Another use is when representing a model: the result from lm returns a list that contains a bunch of useful objects.
d <- data.frame(a=11:13, b=21:23)
is.list(d) # TRUE
str(d)
m <- lm(a ~ b, data=d)
is.list(m) # TRUE
str(m)
Atomic vectors (non-list like, but numeric, logical and character) are useful since all elements are known to have the same type. This makes manipulating them very fast.
As someone who's just gotten into R, but comes from a C/Java/Ruby/PHP/Python background, here's how I think of it.
A list is really an array + a hashmap. It's a PHP associative array.
> foo = list(bar='baz')
> foo[1]
'baz'
> foo$bar
'baz'
> foo[['bar']]
'baz'
A vector is a fixed-type array/list. Think of it like a linked list - because putting dissimilar items into a linked list is an anti-pattern anyways. It's a vector in the same sense that SIMD/MMX/vector units use the word.

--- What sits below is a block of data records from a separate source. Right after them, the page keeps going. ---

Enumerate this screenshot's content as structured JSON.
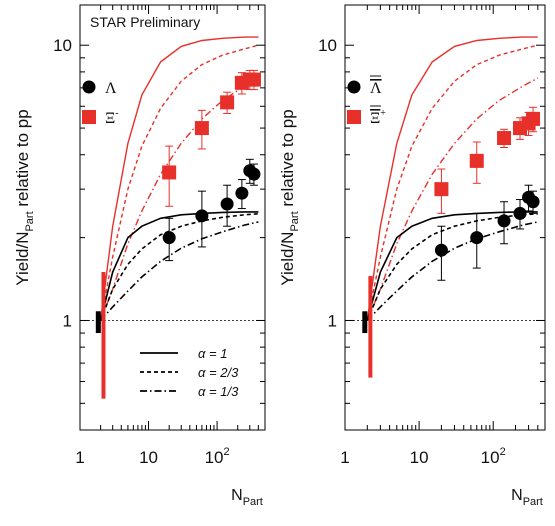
{
  "chart_data": [
    {
      "type": "scatter",
      "title": "",
      "annotation": "STAR Preliminary",
      "xlabel": "N",
      "xlabel_sub": "Part",
      "ylabel": "Yield/N",
      "ylabel_sub": "Part",
      "ylabel_rest": " relative to pp",
      "x_scale": "log",
      "y_scale": "log",
      "xlim": [
        1,
        500
      ],
      "ylim": [
        0.4,
        14
      ],
      "x_ticks": [
        {
          "v": 1,
          "label": "1"
        },
        {
          "v": 10,
          "label": "10"
        },
        {
          "v": 100,
          "label": "10",
          "sup": "2"
        }
      ],
      "y_ticks": [
        {
          "v": 1,
          "label": "1"
        },
        {
          "v": 10,
          "label": "10"
        }
      ],
      "reference_line": 1,
      "legend": {
        "series": [
          {
            "symbol": "circle",
            "color": "#000000",
            "label": "Λ",
            "overline": false,
            "sup": ""
          },
          {
            "symbol": "square",
            "color": "#e8302a",
            "label": "Ξ",
            "overline": false,
            "sup": "-"
          }
        ],
        "curves": [
          {
            "style": "solid",
            "label": "α = 1"
          },
          {
            "style": "dashed",
            "label": "α = 2/3"
          },
          {
            "style": "dashdot",
            "label": "α = 1/3"
          }
        ]
      },
      "series": [
        {
          "name": "Λ",
          "marker": "circle",
          "color": "#000000",
          "x": [
            20,
            60,
            140,
            230,
            300,
            345
          ],
          "y": [
            2.0,
            2.4,
            2.65,
            2.9,
            3.5,
            3.4
          ],
          "err": [
            0.35,
            0.55,
            0.45,
            0.35,
            0.35,
            0.3
          ]
        },
        {
          "name": "Ξ-",
          "marker": "square",
          "color": "#e8302a",
          "x": [
            20,
            60,
            140,
            230,
            300,
            345
          ],
          "y": [
            3.45,
            5.0,
            6.2,
            7.3,
            7.5,
            7.5
          ],
          "err": [
            0.85,
            0.8,
            0.55,
            0.65,
            0.6,
            0.6
          ]
        }
      ],
      "pp_bars": [
        {
          "color": "#000000",
          "x": 1.85,
          "ylo": 0.9,
          "yhi": 1.08
        },
        {
          "color": "#e8302a",
          "x": 2.2,
          "ylo": 0.52,
          "yhi": 1.5
        }
      ],
      "curves": [
        {
          "color": "#e8302a",
          "style": "solid",
          "x": [
            2,
            3,
            5,
            8,
            15,
            30,
            60,
            120,
            250,
            400
          ],
          "y": [
            1,
            2.2,
            4.4,
            6.6,
            8.7,
            9.9,
            10.4,
            10.6,
            10.7,
            10.7
          ]
        },
        {
          "color": "#e8302a",
          "style": "dashed",
          "x": [
            2,
            3,
            5,
            8,
            15,
            30,
            60,
            120,
            250,
            400
          ],
          "y": [
            1,
            1.7,
            3.0,
            4.3,
            5.9,
            7.4,
            8.5,
            9.2,
            9.7,
            10.0
          ]
        },
        {
          "color": "#e8302a",
          "style": "dashdot",
          "x": [
            2,
            3,
            5,
            8,
            15,
            30,
            60,
            120,
            250,
            400
          ],
          "y": [
            1,
            1.3,
            1.9,
            2.5,
            3.4,
            4.4,
            5.4,
            6.3,
            7.1,
            7.6
          ]
        },
        {
          "color": "#000000",
          "style": "solid",
          "x": [
            2,
            3,
            5,
            8,
            15,
            30,
            60,
            120,
            250,
            400
          ],
          "y": [
            1,
            1.5,
            2.0,
            2.2,
            2.35,
            2.42,
            2.45,
            2.47,
            2.48,
            2.48
          ]
        },
        {
          "color": "#000000",
          "style": "dashed",
          "x": [
            2,
            3,
            5,
            8,
            15,
            30,
            60,
            120,
            250,
            400
          ],
          "y": [
            1,
            1.3,
            1.6,
            1.82,
            2.05,
            2.2,
            2.3,
            2.37,
            2.42,
            2.44
          ]
        },
        {
          "color": "#000000",
          "style": "dashdot",
          "x": [
            2,
            3,
            5,
            8,
            15,
            30,
            60,
            120,
            250,
            400
          ],
          "y": [
            1,
            1.12,
            1.28,
            1.44,
            1.64,
            1.83,
            1.98,
            2.1,
            2.22,
            2.28
          ]
        }
      ]
    },
    {
      "type": "scatter",
      "title": "",
      "annotation": "",
      "xlabel": "N",
      "xlabel_sub": "Part",
      "ylabel": "Yield/N",
      "ylabel_sub": "Part",
      "ylabel_rest": " relative to pp",
      "x_scale": "log",
      "y_scale": "log",
      "xlim": [
        1,
        500
      ],
      "ylim": [
        0.4,
        14
      ],
      "x_ticks": [
        {
          "v": 1,
          "label": "1"
        },
        {
          "v": 10,
          "label": "10"
        },
        {
          "v": 100,
          "label": "10",
          "sup": "2"
        }
      ],
      "y_ticks": [
        {
          "v": 1,
          "label": "1"
        },
        {
          "v": 10,
          "label": "10"
        }
      ],
      "reference_line": 1,
      "legend": {
        "series": [
          {
            "symbol": "circle",
            "color": "#000000",
            "label": "Λ",
            "overline": true,
            "sup": ""
          },
          {
            "symbol": "square",
            "color": "#e8302a",
            "label": "Ξ",
            "overline": true,
            "sup": "+"
          }
        ],
        "curves": []
      },
      "series": [
        {
          "name": "anti-Λ",
          "marker": "circle",
          "color": "#000000",
          "x": [
            20,
            60,
            140,
            230,
            300,
            345
          ],
          "y": [
            1.8,
            2.0,
            2.3,
            2.45,
            2.8,
            2.7
          ],
          "err": [
            0.4,
            0.45,
            0.4,
            0.3,
            0.3,
            0.25
          ]
        },
        {
          "name": "Ξ+",
          "marker": "square",
          "color": "#e8302a",
          "x": [
            20,
            60,
            140,
            230,
            300,
            345
          ],
          "y": [
            3.0,
            3.8,
            4.6,
            5.0,
            5.2,
            5.4
          ],
          "err": [
            0.55,
            0.65,
            0.35,
            0.45,
            0.5,
            0.55
          ]
        }
      ],
      "pp_bars": [
        {
          "color": "#000000",
          "x": 1.85,
          "ylo": 0.9,
          "yhi": 1.08
        },
        {
          "color": "#e8302a",
          "x": 2.2,
          "ylo": 0.62,
          "yhi": 1.45
        }
      ],
      "curves": [
        {
          "color": "#e8302a",
          "style": "solid",
          "x": [
            2,
            3,
            5,
            8,
            15,
            30,
            60,
            120,
            250,
            400
          ],
          "y": [
            1,
            2.2,
            4.4,
            6.6,
            8.7,
            9.9,
            10.4,
            10.6,
            10.7,
            10.7
          ]
        },
        {
          "color": "#e8302a",
          "style": "dashed",
          "x": [
            2,
            3,
            5,
            8,
            15,
            30,
            60,
            120,
            250,
            400
          ],
          "y": [
            1,
            1.7,
            3.0,
            4.3,
            5.9,
            7.4,
            8.5,
            9.2,
            9.7,
            10.0
          ]
        },
        {
          "color": "#e8302a",
          "style": "dashdot",
          "x": [
            2,
            3,
            5,
            8,
            15,
            30,
            60,
            120,
            250,
            400
          ],
          "y": [
            1,
            1.3,
            1.9,
            2.5,
            3.4,
            4.4,
            5.4,
            6.3,
            7.1,
            7.6
          ]
        },
        {
          "color": "#000000",
          "style": "solid",
          "x": [
            2,
            3,
            5,
            8,
            15,
            30,
            60,
            120,
            250,
            400
          ],
          "y": [
            1,
            1.5,
            2.0,
            2.2,
            2.35,
            2.42,
            2.45,
            2.47,
            2.48,
            2.48
          ]
        },
        {
          "color": "#000000",
          "style": "dashed",
          "x": [
            2,
            3,
            5,
            8,
            15,
            30,
            60,
            120,
            250,
            400
          ],
          "y": [
            1,
            1.3,
            1.6,
            1.82,
            2.05,
            2.2,
            2.3,
            2.37,
            2.42,
            2.44
          ]
        },
        {
          "color": "#000000",
          "style": "dashdot",
          "x": [
            2,
            3,
            5,
            8,
            15,
            30,
            60,
            120,
            250,
            400
          ],
          "y": [
            1,
            1.12,
            1.28,
            1.44,
            1.64,
            1.83,
            1.98,
            2.1,
            2.22,
            2.28
          ]
        }
      ]
    }
  ]
}
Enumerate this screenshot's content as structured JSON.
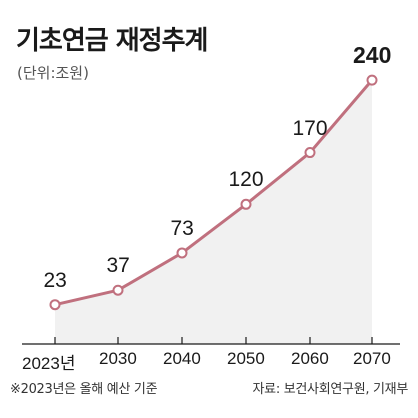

This and similar introductory questions are answered in http://www.burns-stat.com/pages/Tutor/hints_R_begin.html
It is meant to be a gentle introduction that gets you up and running with R as quickly as possible. To some extent it succeeds.
--- Edit: --
An attempt to explain further; quoted from the above reference.
Atomic vector
There are three varieties of atomic vector that you are likely to
encounter:
“numeric”
“logical”
“character”
The thing to remember about atomic vectors is that all of the elements
in them are only of one type.
List
Lists can have different types of items in different components. A
component of a list is allowed to be another list , an atomic vector
(and other things).
Please also refer to this link.
list include multiple data types like character, numeric, logical et. but vector only contains similar type of data.
for ex:
scores <- c(20,30,40,50)
student <- c("A","B","C","D")
sc_log <- c(TRUE,FALSE,FALSE,TRUE)
for list:
mylist <- list(scores,student,sc_log)
# search for class of mylist vector
#check structure of mylist using str() function.
str(mylist)
[1] list of 3
[1] $:num [1:4] 20 30 40 50
[2] $:chr [1:4] "A""B""C""D"
[3] $:log [1:4] TRUE FALSE FALSE TRUE
which means list containing multiple data types like numeric, character and logical in mylist.But in vector there will be single data type of all elements in that vector
for ex:
for vector:
vector1 <- c(1,2,3,4)
Class(vector1)
[1] "Numeric"
#which means all elements of vector containing single data type that is numeric only.